How Christian Lindner can get into debt better – economy

Germany’s top debt manager will almost certainly be FDP leader Christian Lindner. As an involuntary welcome gift to the designated finance minister, an advisory group of the house is now fundamentally criticizing the debt management of the Federal Republic. The so-called scientific advisory board of the Ministry of Finance calls for the maturities of the national debt to be extended. The state should therefore secure repayment dates in times of extremely low interest rates that are later in the future.

Real estate buyers also know a financial advantage behind this from their bank loans: the slower you have to repay the debt, the more feasible it becomes. And above all, in contrast to many homebuyers, the Federal Republic of Germany has more than good creditworthiness: it takes loans via so-called government bonds on, she often doesn’t even have to pay interest, she even gets money.

The scientific advisory board is professionally broad and cleverly composed, the advisory board is not a body for courtesy reports. The paper on the national debt was scientifically discussed for a long time and is therefore not a short-term reaction to the results of the coalition negotiations.
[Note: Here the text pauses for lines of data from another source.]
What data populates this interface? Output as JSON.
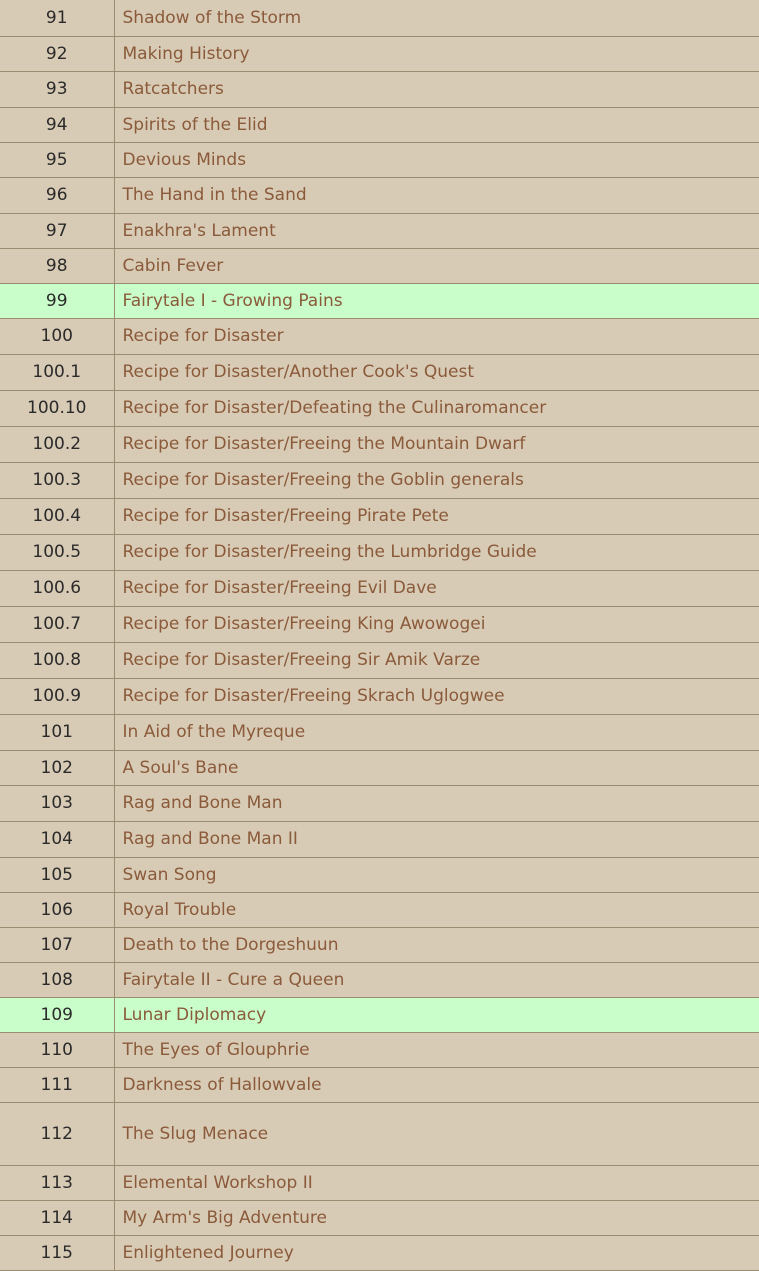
{
  "highlight_color": "#c9fdca",
  "link_color": "#8a5a3a",
  "rows": [
    {
      "num": "91",
      "name": "Shadow of the Storm",
      "h": 36
    },
    {
      "num": "92",
      "name": "Making History",
      "h": 35
    },
    {
      "num": "93",
      "name": "Ratcatchers",
      "h": 36
    },
    {
      "num": "94",
      "name": "Spirits of the Elid",
      "h": 35
    },
    {
      "num": "95",
      "name": "Devious Minds",
      "h": 35
    },
    {
      "num": "96",
      "name": "The Hand in the Sand",
      "h": 36
    },
    {
      "num": "97",
      "name": "Enakhra's Lament",
      "h": 35
    },
    {
      "num": "98",
      "name": "Cabin Fever",
      "h": 35
    },
    {
      "num": "99",
      "name": "Fairytale I - Growing Pains",
      "highlight": true,
      "h": 35
    },
    {
      "num": "100",
      "name": "Recipe for Disaster",
      "h": 36
    },
    {
      "num": "100.1",
      "name": "Recipe for Disaster/Another Cook's Quest",
      "h": 36
    },
    {
      "num": "100.10",
      "name": "Recipe for Disaster/Defeating the Culinaromancer",
      "h": 36
    },
    {
      "num": "100.2",
      "name": "Recipe for Disaster/Freeing the Mountain Dwarf",
      "h": 36
    },
    {
      "num": "100.3",
      "name": "Recipe for Disaster/Freeing the Goblin generals",
      "h": 36
    },
    {
      "num": "100.4",
      "name": "Recipe for Disaster/Freeing Pirate Pete",
      "h": 36
    },
    {
      "num": "100.5",
      "name": "Recipe for Disaster/Freeing the Lumbridge Guide",
      "h": 36
    },
    {
      "num": "100.6",
      "name": "Recipe for Disaster/Freeing Evil Dave",
      "h": 36
    },
    {
      "num": "100.7",
      "name": "Recipe for Disaster/Freeing King Awowogei",
      "h": 36
    },
    {
      "num": "100.8",
      "name": "Recipe for Disaster/Freeing Sir Amik Varze",
      "h": 36
    },
    {
      "num": "100.9",
      "name": "Recipe for Disaster/Freeing Skrach Uglogwee",
      "h": 36
    },
    {
      "num": "101",
      "name": "In Aid of the Myreque",
      "h": 36
    },
    {
      "num": "102",
      "name": "A Soul's Bane",
      "h": 35
    },
    {
      "num": "103",
      "name": "Rag and Bone Man",
      "h": 36
    },
    {
      "num": "104",
      "name": "Rag and Bone Man II",
      "h": 36
    },
    {
      "num": "105",
      "name": "Swan Song",
      "h": 35
    },
    {
      "num": "106",
      "name": "Royal Trouble",
      "h": 35
    },
    {
      "num": "107",
      "name": "Death to the Dorgeshuun",
      "h": 35
    },
    {
      "num": "108",
      "name": "Fairytale II - Cure a Queen",
      "h": 35
    },
    {
      "num": "109",
      "name": "Lunar Diplomacy",
      "highlight": true,
      "h": 35
    },
    {
      "num": "110",
      "name": "The Eyes of Glouphrie",
      "h": 35
    },
    {
      "num": "111",
      "name": "Darkness of Hallowvale",
      "h": 35
    },
    {
      "num": "112",
      "name": "The Slug Menace",
      "h": 63
    },
    {
      "num": "113",
      "name": "Elemental Workshop II",
      "h": 35
    },
    {
      "num": "114",
      "name": "My Arm's Big Adventure",
      "h": 35
    },
    {
      "num": "115",
      "name": "Enlightened Journey",
      "h": 35
    }
  ]
}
The economists argue that later repayment periods protect the federal budget from interest rates rising again at some point.

George Soros had even advocated infinite running times

Germany’s debt management has moved away from the international trend. On average across the OECD, the maturities of government bonds are getting longer, from around five years in 2003 to more than eight years recently. In the Corona crisis, the Federal Republic even opted for the opposite path, although in the fight against the pandemic a particularly large number of billions of debts are taken on but the proportion of government bonds with a term of ten years and longer has fallen significantly.

“The advisory board advocates a moderate extension of the terms of the national debt,” says the paper. The committee does not go as far as financial grand seigneur George Soros, who not only wanted to go a little further with the terms of the national debt in the Corona crisis, but infinitely far: he had for bonds pleaded for an unlimited period, which would therefore never have to (but could) be paid back. This sounds strange from the perspective of a homebuyer, but it is possible in the financial markets because, from a financial mathematical point of view, states, unlike homebuyers, do not die after a few decades.

The Advisory Board also points out a risk in the state’s accounting. German government bonds are currently so popular on the financial markets that the federal government often receives a kind of bonus payment, so-called premium income, when the bonds are auctioned. However, these are booked in such a way that the cash position appears surprisingly better, which makes budget planning more unreliable. And the effect can be reversed if interest rates rise again: Then the treasury suddenly appears emptier than originally planned. The Advisory Board therefore proposes reforming the handling of these bonus payments. The problem is technical, but not a small one: in 2020 it was about twelve billion euros.